Obama spoke out in measured tones against these killings, and in one of his annual talks at the White House to the Tribal Nations Conference attendees, he said: “It’s incumbent on all of us as Americans …that we recognise that this is an American problem and not just a black problem. It is an American problem when anybody in this country is not being treated equally under the law.”
So, with these general statements about race in America, and about police mistrust, especially in the wake of the shootings of Michael Brown, Tamir Rice, and Trayvon Martin, Obama has not done a whole lot to help black people. For it seems that the rate of black incarcerations, black poverty, unemployment, and crime affect black people more disproportionately than they do their white counterparts.
Black Africa
On Africa, too, for although Obama has pledged assistance to tackle, say the Ebola epidemic in West Africa by sending medical and military personnel to these parts, and although,, back in August 2014, he announced $33 billion in commitments to Africa (and before that he had pledged money so that Africa could generate more electric power) so as to strengthen America’s financial ties in Africa (that goes beyond mere humanitarian aid); despite, all his promises, much of the continent of Africa is stilled mired in poverty, war, and other social and economic problems.
Obama, the pacifist
Obama is as we’ve seen, a great communicator. But he is a pacifist, and a very cautious president. He is less Hannibal, that great Carthaginian General (second century BC), and more Fabius, the Roman General, aka, the “Cunctator,” or “delayer”. Obama in his fight with Hannibal (the present day Republicans?) prefers to wage a war of slow attrition, avoiding direct engagement whenever possible. But time is running out on Obama for decisive action, for having now loss both houses of Congress, and where dissentions threaten his own party’s unity, his room for manoeuvring is severely restricted.

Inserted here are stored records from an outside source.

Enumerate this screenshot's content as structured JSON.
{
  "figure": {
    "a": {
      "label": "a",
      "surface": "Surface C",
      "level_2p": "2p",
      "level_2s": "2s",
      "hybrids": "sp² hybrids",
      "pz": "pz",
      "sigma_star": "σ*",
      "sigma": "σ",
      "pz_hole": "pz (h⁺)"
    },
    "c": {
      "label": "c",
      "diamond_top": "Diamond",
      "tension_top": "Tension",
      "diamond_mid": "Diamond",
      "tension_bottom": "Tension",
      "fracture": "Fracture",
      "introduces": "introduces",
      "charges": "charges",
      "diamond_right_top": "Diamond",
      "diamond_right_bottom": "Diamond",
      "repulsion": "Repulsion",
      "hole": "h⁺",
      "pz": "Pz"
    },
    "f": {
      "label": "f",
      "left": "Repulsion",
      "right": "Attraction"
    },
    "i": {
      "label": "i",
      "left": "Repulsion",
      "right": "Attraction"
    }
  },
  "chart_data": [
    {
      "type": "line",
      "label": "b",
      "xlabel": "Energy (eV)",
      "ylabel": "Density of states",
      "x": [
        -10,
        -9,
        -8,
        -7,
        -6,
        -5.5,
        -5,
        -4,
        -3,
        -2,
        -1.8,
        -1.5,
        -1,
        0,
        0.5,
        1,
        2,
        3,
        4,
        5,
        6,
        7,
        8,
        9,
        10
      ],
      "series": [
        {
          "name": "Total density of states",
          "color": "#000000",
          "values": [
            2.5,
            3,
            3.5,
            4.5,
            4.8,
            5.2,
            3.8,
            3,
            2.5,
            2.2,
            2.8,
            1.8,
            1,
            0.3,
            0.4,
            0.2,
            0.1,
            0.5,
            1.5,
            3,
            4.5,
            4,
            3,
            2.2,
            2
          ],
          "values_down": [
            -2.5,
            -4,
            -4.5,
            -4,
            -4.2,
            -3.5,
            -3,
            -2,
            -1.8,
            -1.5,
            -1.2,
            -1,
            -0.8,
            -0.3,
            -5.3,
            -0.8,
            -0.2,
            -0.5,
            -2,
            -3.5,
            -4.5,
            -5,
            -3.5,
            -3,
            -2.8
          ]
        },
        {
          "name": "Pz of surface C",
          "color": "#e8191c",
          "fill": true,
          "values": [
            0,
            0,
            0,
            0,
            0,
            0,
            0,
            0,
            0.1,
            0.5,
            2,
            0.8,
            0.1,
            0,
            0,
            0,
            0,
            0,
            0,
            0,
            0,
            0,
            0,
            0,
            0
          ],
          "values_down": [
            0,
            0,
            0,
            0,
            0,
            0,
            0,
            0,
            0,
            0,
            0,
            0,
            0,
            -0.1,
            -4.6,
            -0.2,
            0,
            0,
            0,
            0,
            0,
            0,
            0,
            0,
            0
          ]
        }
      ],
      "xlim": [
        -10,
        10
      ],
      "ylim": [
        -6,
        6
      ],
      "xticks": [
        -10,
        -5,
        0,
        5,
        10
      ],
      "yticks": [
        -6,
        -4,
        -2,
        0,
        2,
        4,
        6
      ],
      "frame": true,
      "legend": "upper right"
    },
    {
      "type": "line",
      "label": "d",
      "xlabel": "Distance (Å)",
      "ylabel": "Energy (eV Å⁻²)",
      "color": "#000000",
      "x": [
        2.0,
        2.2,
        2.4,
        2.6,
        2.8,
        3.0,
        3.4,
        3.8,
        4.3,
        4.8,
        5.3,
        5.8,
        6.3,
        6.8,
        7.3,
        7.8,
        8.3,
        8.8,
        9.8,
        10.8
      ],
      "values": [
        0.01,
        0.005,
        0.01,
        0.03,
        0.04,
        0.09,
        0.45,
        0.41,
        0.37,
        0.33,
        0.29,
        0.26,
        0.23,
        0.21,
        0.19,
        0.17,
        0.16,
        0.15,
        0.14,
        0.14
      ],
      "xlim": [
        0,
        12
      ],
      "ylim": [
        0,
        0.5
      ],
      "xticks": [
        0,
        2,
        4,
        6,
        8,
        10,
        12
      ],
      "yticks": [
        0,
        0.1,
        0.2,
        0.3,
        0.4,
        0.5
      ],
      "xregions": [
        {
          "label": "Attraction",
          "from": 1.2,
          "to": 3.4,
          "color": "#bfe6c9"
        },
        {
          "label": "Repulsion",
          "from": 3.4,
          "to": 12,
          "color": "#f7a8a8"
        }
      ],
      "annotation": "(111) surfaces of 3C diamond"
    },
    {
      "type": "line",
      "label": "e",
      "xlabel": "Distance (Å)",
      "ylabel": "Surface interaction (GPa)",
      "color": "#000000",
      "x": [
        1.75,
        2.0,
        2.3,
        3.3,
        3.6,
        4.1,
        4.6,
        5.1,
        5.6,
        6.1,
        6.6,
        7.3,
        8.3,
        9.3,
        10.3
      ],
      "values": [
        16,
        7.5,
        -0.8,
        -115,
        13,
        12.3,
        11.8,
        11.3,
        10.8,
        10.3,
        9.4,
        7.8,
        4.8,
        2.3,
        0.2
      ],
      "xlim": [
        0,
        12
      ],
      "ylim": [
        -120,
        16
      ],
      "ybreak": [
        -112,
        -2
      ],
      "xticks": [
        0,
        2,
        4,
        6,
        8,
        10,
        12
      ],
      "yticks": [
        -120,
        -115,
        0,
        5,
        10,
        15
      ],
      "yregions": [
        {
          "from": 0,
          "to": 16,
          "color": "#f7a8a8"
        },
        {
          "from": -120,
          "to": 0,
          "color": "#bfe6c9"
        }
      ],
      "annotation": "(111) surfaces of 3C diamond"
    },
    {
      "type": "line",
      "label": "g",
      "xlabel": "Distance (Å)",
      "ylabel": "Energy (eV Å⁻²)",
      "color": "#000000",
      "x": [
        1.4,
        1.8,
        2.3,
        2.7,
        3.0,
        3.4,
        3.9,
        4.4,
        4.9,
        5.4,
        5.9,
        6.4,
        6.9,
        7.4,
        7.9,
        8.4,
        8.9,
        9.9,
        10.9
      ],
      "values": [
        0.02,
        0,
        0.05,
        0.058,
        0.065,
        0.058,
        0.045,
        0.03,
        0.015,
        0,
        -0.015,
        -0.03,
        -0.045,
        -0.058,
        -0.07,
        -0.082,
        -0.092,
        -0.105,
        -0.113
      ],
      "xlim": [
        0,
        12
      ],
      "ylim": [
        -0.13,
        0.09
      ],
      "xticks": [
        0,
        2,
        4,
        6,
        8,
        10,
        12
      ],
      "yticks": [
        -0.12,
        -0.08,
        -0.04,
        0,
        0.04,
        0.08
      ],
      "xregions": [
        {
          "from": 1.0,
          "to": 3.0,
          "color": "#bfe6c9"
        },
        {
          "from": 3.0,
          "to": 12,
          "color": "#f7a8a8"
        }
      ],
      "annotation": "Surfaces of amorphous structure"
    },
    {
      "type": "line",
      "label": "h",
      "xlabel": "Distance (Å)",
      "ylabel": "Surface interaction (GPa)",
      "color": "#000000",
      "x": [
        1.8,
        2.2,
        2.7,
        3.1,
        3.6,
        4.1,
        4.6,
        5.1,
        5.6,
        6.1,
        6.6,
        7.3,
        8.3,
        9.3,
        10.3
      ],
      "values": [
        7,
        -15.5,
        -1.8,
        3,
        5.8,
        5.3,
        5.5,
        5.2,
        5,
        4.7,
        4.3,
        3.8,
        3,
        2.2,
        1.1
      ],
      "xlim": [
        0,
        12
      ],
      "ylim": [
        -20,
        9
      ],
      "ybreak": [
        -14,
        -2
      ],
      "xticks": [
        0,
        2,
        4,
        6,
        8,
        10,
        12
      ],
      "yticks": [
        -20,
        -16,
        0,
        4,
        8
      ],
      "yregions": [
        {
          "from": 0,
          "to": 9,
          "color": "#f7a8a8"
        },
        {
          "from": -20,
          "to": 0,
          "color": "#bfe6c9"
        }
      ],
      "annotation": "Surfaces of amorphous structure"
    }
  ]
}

Obama’s gradualism or over-cautiousness in the present racial situation in America doesn’t work. For, in his view of America’s racial divide, Obama tells BET News (December 8, 2014) that: “If you talk to your parents, grandparents, uncles, they’ll tell you that things are better; not good, in some cases, but better… And the reason it’s important for us to understand progress has been made is that it then gives us hope that we can make even more progress … we have to be persistent, because typically progress is in steps.”
No time to lose
However, Obama needs to act more decisively about such racial disparities in the justice system of America, for the ‘steady-as-you-go’ approach amounts to “justice delayed is justice denied”. He will have to seriously consider the late Dr Martin Luther King Jr’s stance about civil and equal rights. For when King was faced with the stalling tactics of his detractors, he declared: “We’ve been waiting for 300 years for our freedom, how much longer must we wait?”
George S Garwood is a Jamaican educator and writer who travels between Jamaica, the UK, and the USA.